Tag Archives: photographic projects

Upcoming Class – Understanding Your Practice – The Photo Project

I have a class coming up from March 4 to April 29, Understanding Your Practice – The Photo Project, at Glen Echo Photoworks. This course is about thinking about how we approach and execute photographic projects. The foundational text for the class is Photo Work: Forty Photographers on Process and Practice., edited by Sasha Wolf. The book consists of interviews with forty different photographers who work in long-term projects, asking each of them the same twelve questions.

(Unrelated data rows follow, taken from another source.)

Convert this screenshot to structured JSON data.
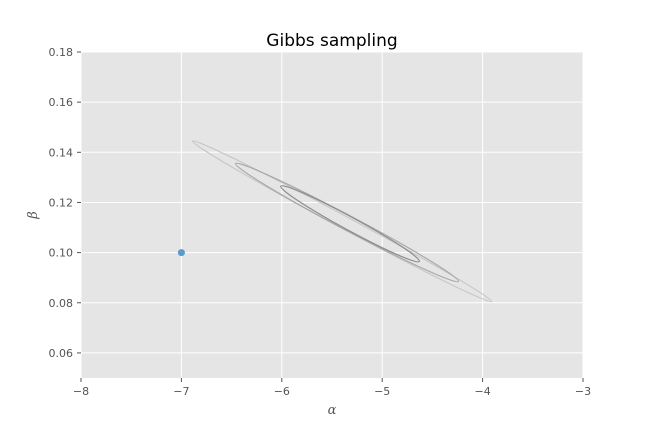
{
  "chart_data": {
    "type": "scatter",
    "title": "Gibbs sampling",
    "xlabel": "α",
    "ylabel": "β",
    "xlim": [
      -8,
      -3
    ],
    "ylim": [
      0.05,
      0.18
    ],
    "xticks": [
      -8,
      -7,
      -6,
      -5,
      -4,
      -3
    ],
    "xtick_labels": [
      "−8",
      "−7",
      "−6",
      "−5",
      "−4",
      "−3"
    ],
    "yticks": [
      0.06,
      0.08,
      0.1,
      0.12,
      0.14,
      0.16,
      0.18
    ],
    "ytick_labels": [
      "0.06",
      "0.08",
      "0.10",
      "0.12",
      "0.14",
      "0.16",
      "0.18"
    ],
    "grid": true,
    "background": "#e5e5e5",
    "grid_color": "#ffffff",
    "points": [
      {
        "x": -7.0,
        "y": 0.1,
        "color": "#5b9bc7"
      }
    ],
    "contours": [
      {
        "level": "outer",
        "color": "#c8c8c8",
        "center": [
          -5.4,
          0.1125
        ],
        "endpoints": [
          [
            -6.89,
            0.1445
          ],
          [
            -3.91,
            0.0805
          ]
        ],
        "half_width_y": 0.0028
      },
      {
        "level": "middle",
        "color": "#a8a8a8",
        "center": [
          -5.35,
          0.112
        ],
        "endpoints": [
          [
            -6.46,
            0.1355
          ],
          [
            -4.24,
            0.0885
          ]
        ],
        "half_width_y": 0.0033
      },
      {
        "level": "inner",
        "color": "#8c8c8c",
        "center": [
          -5.32,
          0.1115
        ],
        "endpoints": [
          [
            -6.01,
            0.1265
          ],
          [
            -4.63,
            0.0965
          ]
        ],
        "half_width_y": 0.003
      }
    ]
  }
}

We will use the text as a guide to introspection into our own process of working on projects – how we come up with projects, how we shoot those projects, how we decide when they’re done, how we edit those projects, and how we think of them as a body of work – will they be prints on a wall, a book, a website, or some combination thereof.

We will execute our own mini-project over the duration of the class, using the ideas we discuss to help us guide our project and get a better understanding of our own working methods. There are no “right” answers here – this is just an exercise to help bring clarity to your own working techniques, to refine them and hopefully bring success to your ongoing long-term projects (or help you get started on them!).

The images following here are illustrations from my ongoing project about The Day of the Dead in Mexico City. Day of the Dead is a far-reaching cultural institution across not just Mexico but much of Latin America. It has regional and even local variations – Mexico City was, until very recently, somewhat blasé about the event, with celebrations being held more on the personal level. Thanks to the 2015 James Bond film Spectre, Mexico City decided that they needed to have the big public parade (desfile in Spanish) depicted in the film.

The event has its roots in traditions predating the arrival of the Spanish conquistadors, which were co-opted by the Catholic church. Today, the tradition adapts with the times and competes with Halloween (and its Hollywood inspirations), but also serves as a mirror of contemporary cultural and political events.

Papier-mache skeletons for sale from a street vendor.
More papier-mache skeletons for sale on the sidewalk in Coyoacan, an historic neighborhood in Mexico City
Businesses getting into the spirit – El Moro Churreria, one of the most famous churro shops in Mexico City, has their own mesero (waiter) ready to serve the spirits of the dead!
Muertitos – pastry for day of the dead in the shape of boy and girl dead.
a typical offend altar set up outside a bar in the Zona Rosa
Even the Mexico City metro system gets into the spirit. Turnstiles decorated with the traditional orange cempasuchitl (marigolds).
The avenue of Alebrijes (fantastical spirit animals) along Reforma, each one commemorating a person who has passed on. These Alebrijes line both sides of Avenida Reforma for over a mile.
The cultural is political – an Alebrije on Avenida Reforma reminding us that plastic can create and it can destroy.
A memorial altar or ofrenda at the front wall of the Metropolitan Cathedral in Mexico City in memory of migrants who died fleeing violence and poverty in Central America.
Traditional Aztec dancer performing on the plaza in front of the Metropolitan Cathedral
A painted Catrina accompanied by the abuelita Coco from the Disney movie of the same name.
Young woman with face painted.
Mariachi and friend in the Cielito Querido Cafe on Avenida Reforma.
The traditional meets pop culture meets artistic expression. Full body paint that shows not only the huesos (bones) of a skeleton to remind us we are all mortal, but interconnected with the little boy and his dog from Coco, the Disney movie.